Hafida Bachir: "il faut arrêter d'appauvrir encore plus les femmes"

Hafida Bachir est la présidente de "Vie féminine" depuis 2006. Active depuis 30 ans au sein de cette association, elle a vu l'évolution du combat féministe, ou plutôt sa continuité. Raison pour laquelle rapprocher la date de 8 mars, journée internationale des droits des femmes et l'affaire Weinstein (et ses suites) n'est pas réellement correct.
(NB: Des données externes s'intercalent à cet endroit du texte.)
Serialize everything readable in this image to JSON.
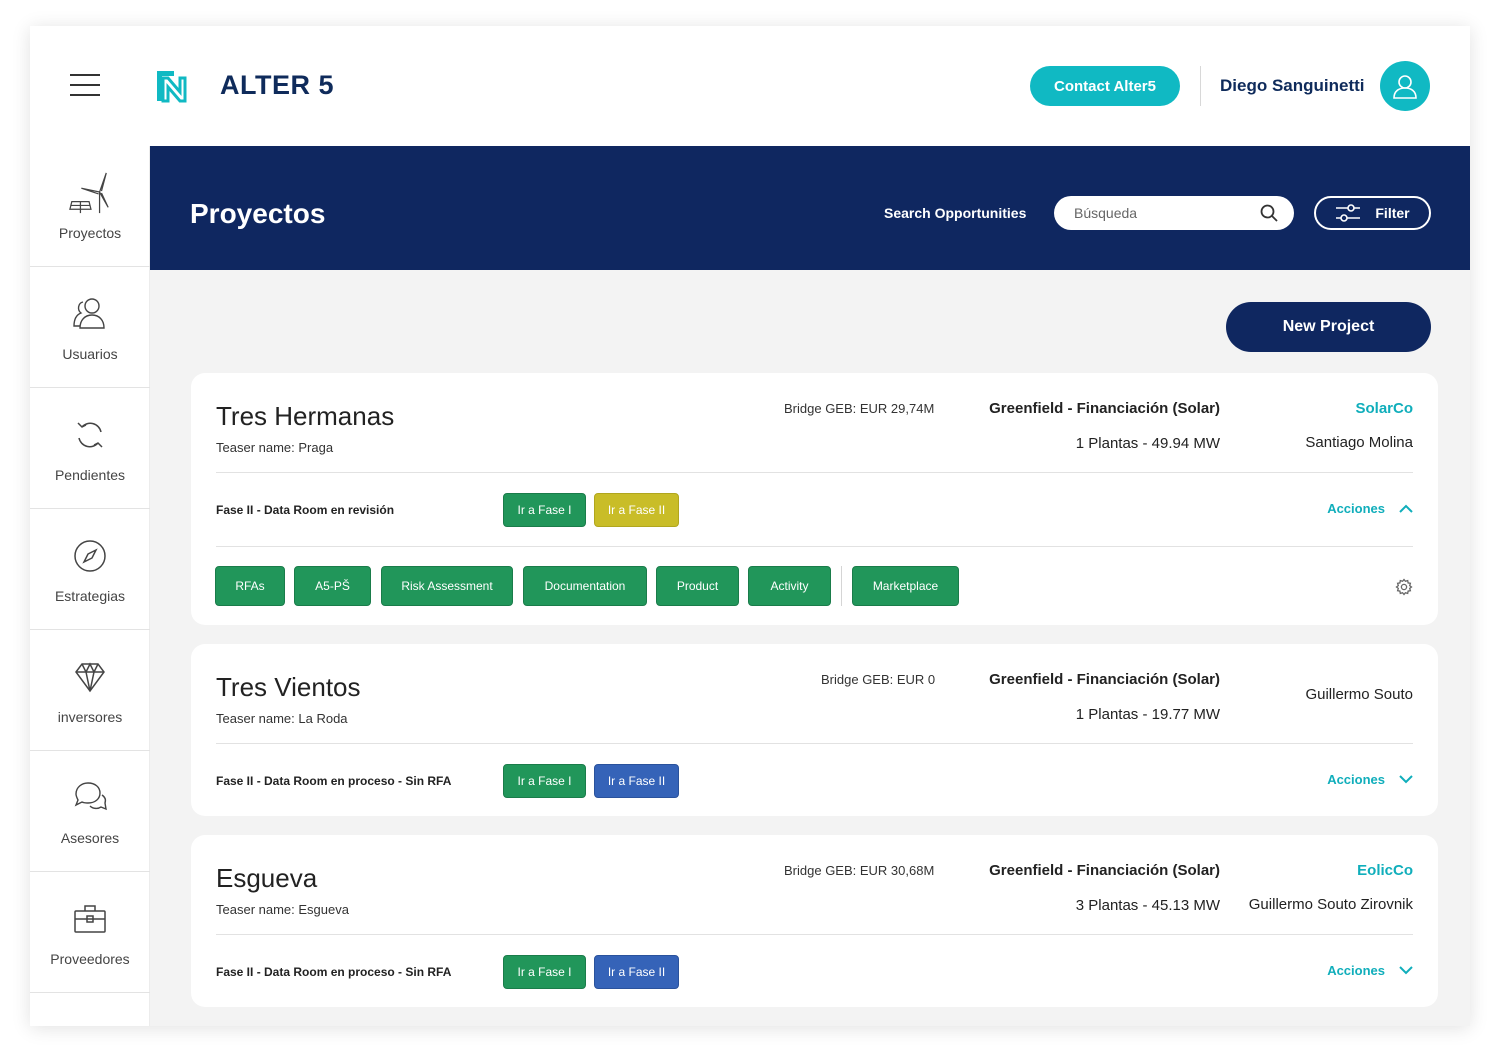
{
  "app": {
    "brand": "ALTER 5",
    "contact_label": "Contact Alter5",
    "user_name": "Diego Sanguinetti"
  },
  "sidebar": {
    "items": [
      {
        "label": "Proyectos",
        "icon": "wind-solar-icon"
      },
      {
        "label": "Usuarios",
        "icon": "users-icon"
      },
      {
        "label": "Pendientes",
        "icon": "refresh-icon"
      },
      {
        "label": "Estrategias",
        "icon": "compass-icon"
      },
      {
        "label": "inversores",
        "icon": "diamond-icon"
      },
      {
        "label": "Asesores",
        "icon": "chat-icon"
      },
      {
        "label": "Proveedores",
        "icon": "briefcase-icon"
      }
    ]
  },
  "header": {
    "title": "Proyectos",
    "search_label": "Search Opportunities",
    "search_placeholder": "Búsqueda",
    "filter_label": "Filter"
  },
  "main": {
    "new_project_label": "New Project",
    "projects": [
      {
        "name": "Tres Hermanas",
        "teaser": "Teaser name: Praga",
        "bridge": "Bridge GEB: EUR 29,74M",
        "type": "Greenfield - Financiación (Solar)",
        "plantas": "1 Plantas - 49.94 MW",
        "company": "SolarCo",
        "person": "Santiago Molina",
        "fase": "Fase II - Data Room en revisión",
        "fase1_label": "Ir a Fase I",
        "fase2_label": "Ir a Fase II",
        "acciones_label": "Acciones",
        "expanded": true,
        "tabs": [
          "RFAs",
          "A5-PŠ",
          "Risk Assessment",
          "Documentation",
          "Product",
          "Activity",
          "Marketplace"
        ]
      },
      {
        "name": "Tres Vientos",
        "teaser": "Teaser name: La Roda",
        "bridge": "Bridge GEB: EUR 0",
        "type": "Greenfield - Financiación (Solar)",
        "plantas": "1 Plantas - 19.77 MW",
        "company": "",
        "person": "Guillermo Souto",
        "fase": "Fase II - Data Room en proceso - Sin RFA",
        "fase1_label": "Ir a Fase I",
        "fase2_label": "Ir a Fase II",
        "acciones_label": "Acciones",
        "expanded": false
      },
      {
        "name": "Esgueva",
        "teaser": "Teaser name: Esgueva",
        "bridge": "Bridge GEB: EUR 30,68M",
        "type": "Greenfield - Financiación (Solar)",
        "plantas": "3 Plantas - 45.13 MW",
        "company": "EolicCo",
        "person": "Guillermo Souto Zirovnik",
        "fase": "Fase II - Data Room en proceso - Sin RFA",
        "fase1_label": "Ir a Fase I",
        "fase2_label": "Ir a Fase II",
        "acciones_label": "Acciones",
        "expanded": false
      }
    ]
  },
  "colors": {
    "navy": "#0f2760",
    "teal": "#10b9c3",
    "green": "#21965a",
    "yellow": "#c9bd28",
    "blue": "#3563b8"
  }
}
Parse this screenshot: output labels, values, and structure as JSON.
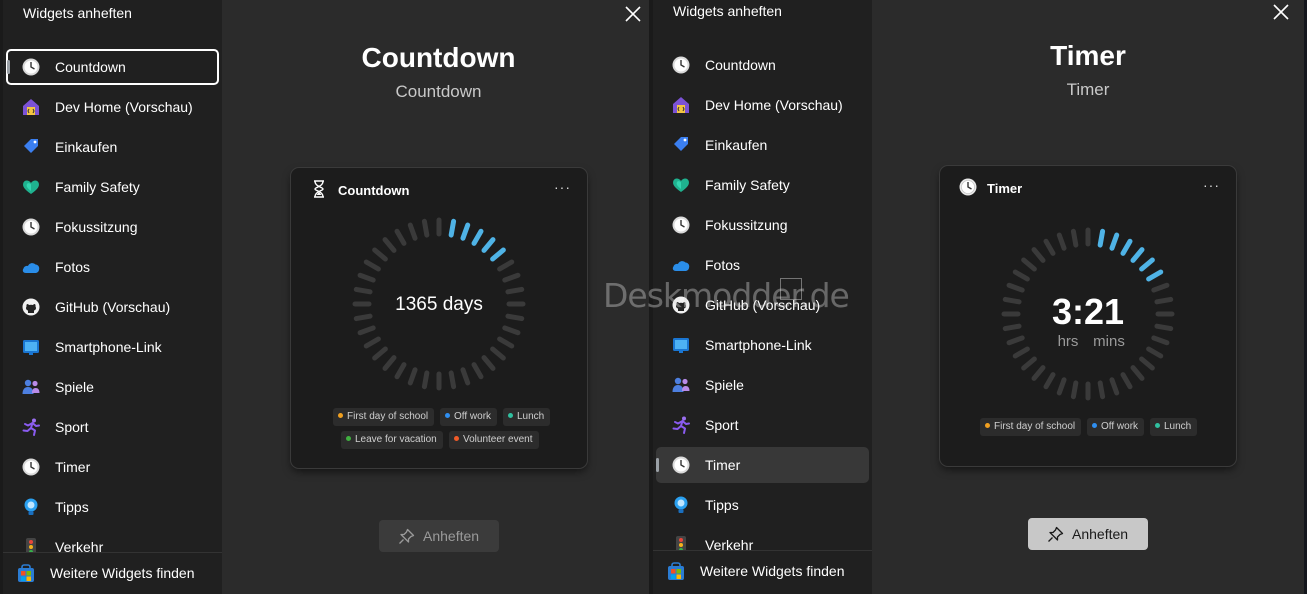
{
  "left": {
    "sidebar_title": "Widgets anheften",
    "items": [
      {
        "label": "Countdown",
        "icon": "clock-icon"
      },
      {
        "label": "Dev Home (Vorschau)",
        "icon": "dev-home-icon"
      },
      {
        "label": "Einkaufen",
        "icon": "shopping-tag-icon"
      },
      {
        "label": "Family Safety",
        "icon": "family-safety-heart-icon"
      },
      {
        "label": "Fokussitzung",
        "icon": "clock-icon"
      },
      {
        "label": "Fotos",
        "icon": "cloud-icon"
      },
      {
        "label": "GitHub (Vorschau)",
        "icon": "github-icon"
      },
      {
        "label": "Smartphone-Link",
        "icon": "phone-link-icon"
      },
      {
        "label": "Spiele",
        "icon": "games-icon"
      },
      {
        "label": "Sport",
        "icon": "runner-icon"
      },
      {
        "label": "Timer",
        "icon": "clock-icon"
      },
      {
        "label": "Tipps",
        "icon": "lightbulb-icon"
      },
      {
        "label": "Verkehr",
        "icon": "traffic-light-icon"
      }
    ],
    "footer_label": "Weitere Widgets finden",
    "title": "Countdown",
    "subtitle": "Countdown",
    "card": {
      "title": "Countdown",
      "more": "···",
      "value": "1365 days",
      "chips": [
        {
          "label": "First day of school",
          "color": "#f0a020"
        },
        {
          "label": "Off work",
          "color": "#2f8ff0"
        },
        {
          "label": "Lunch",
          "color": "#30c0a0"
        },
        {
          "label": "Leave for vacation",
          "color": "#40b040"
        },
        {
          "label": "Volunteer event",
          "color": "#f05a28"
        }
      ]
    },
    "pin_label": "Anheften"
  },
  "right": {
    "sidebar_title": "Widgets anheften",
    "items": [
      {
        "label": "Countdown",
        "icon": "clock-icon"
      },
      {
        "label": "Dev Home (Vorschau)",
        "icon": "dev-home-icon"
      },
      {
        "label": "Einkaufen",
        "icon": "shopping-tag-icon"
      },
      {
        "label": "Family Safety",
        "icon": "family-safety-heart-icon"
      },
      {
        "label": "Fokussitzung",
        "icon": "clock-icon"
      },
      {
        "label": "Fotos",
        "icon": "cloud-icon"
      },
      {
        "label": "GitHub (Vorschau)",
        "icon": "github-icon"
      },
      {
        "label": "Smartphone-Link",
        "icon": "phone-link-icon"
      },
      {
        "label": "Spiele",
        "icon": "games-icon"
      },
      {
        "label": "Sport",
        "icon": "runner-icon"
      },
      {
        "label": "Timer",
        "icon": "clock-icon"
      },
      {
        "label": "Tipps",
        "icon": "lightbulb-icon"
      },
      {
        "label": "Verkehr",
        "icon": "traffic-light-icon"
      }
    ],
    "footer_label": "Weitere Widgets finden",
    "title": "Timer",
    "subtitle": "Timer",
    "card": {
      "title": "Timer",
      "more": "···",
      "time": "3:21",
      "unit_hrs": "hrs",
      "unit_mins": "mins",
      "chips": [
        {
          "label": "First day of school",
          "color": "#f0a020"
        },
        {
          "label": "Off work",
          "color": "#2f8ff0"
        },
        {
          "label": "Lunch",
          "color": "#30c0a0"
        }
      ]
    },
    "pin_label": "Anheften"
  },
  "watermark": "Deskmodder.de",
  "colors": {
    "accent_ring": "#4fb3e6",
    "ring_base": "#3a3a3a"
  }
}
Certes "l'affaire Weinstein a marqué les esprits, a permis une prise de conscience de tout un tas de choses que les femmes vivaient, ça a libéré la parole, il y a une meilleure écoute, mais la mobilisation des femmes ne date pas d'hier" insiste-elle. Le combat est ancien et bien qu'il reste encore beaucoup à faire, Hafida Bachir estime qu'il y a eu pas mal d'avancées législatives en Belgique : en terme de violence, sur la question des pensions alimentaires, sur le harcèlement, etc.

Des assises ? A voir...

Le Premier ministre Charles Michel s'est dit favorable à une proposition Ecolo sur l'organisation d'Assies pour les droits des femmes. Le jugement a priori d'Hafida Bachir est mi-figue mi-raison : "Je me souviens qu'il y a deux ans, quand on réclamait un ministère des droits des femmes, tout le monde disait qu'on exagérait, que cette demande était un retour en arrière. (...) D'après ce qu'on a compris, on veut bien faire des Assises, écouter les organisations de femmes, mais à condition qu'il n'y ait pas de nouvelles mesures et que ça ne coûte rienSi c'est pour occuper les organisations des femmes, alors qu'on a d'autres priorités, nous on préfère ne pas nous y engager. Mais il est encore trop tôt pour affirmer. On espère que le Premier ministre va, pour une fois, écouter les associations de femmes."

Hafida Bachir rappelle le constat de "Vie féminine" depuis l'installation du gouvernement fédéral en 2014 : "dans l'accord de gouvernement, il n'y a aucune mesure nouvelle pour améliorer les conditions de vie des femmes.". De plus, selon Hafida Bachir, les mesures prises par le gouvernement "dégradent encore plus la position des femmes, au niveau de l'emploi, des soins de santé, des pensions." La présidente de "Vie féminine" enfonce le clou dans ce dernier dossier : "le passage à 67 ans signifie que les femmes dans les emplois pénibles, non-reconnus comme tels, devront travailler jusque 67 ans. Déjà maintenant, ces femmes essayent d'arrêter ces métiers pénibles avant 65 ans." La conclusion est simple : "nous ne sommes pas entendues sur les pensions, la durée des carrières (...) [Sous les gouvernements précédents] on pouvait discuter. Maintenant, on nous renvoie vers la Secrétaire d'Etat [Zuhal Demir], qui n'est pas au comité ministériel restreint. Elle nous dit n'avoir aucun levier." Pour Hafida Bachir, "aujourd'hui, la situation est tellement grave, il faut arrêter d'appauvrir encore plus les femmes."

Damso ? "Ca m'énerve"

Le choix de Damso n'est pas celui du coeur pour Hafida Bachir, "ça m'énerve", mais, ajoute-elle, "je n'entends pas dans mon réseau que l'on veut retirer cette chanson. Il y a d'autres chats à fouetter, d'autres combats, même si c'est également un combat à mener car il porte sur les mots, c'est de la symbolique, surtout que ça touche un jeune public." Mais pas de demande d'interdiction ou de boycott, Hafida Bachir dit avoir confiance dans les personnes qui devront décider.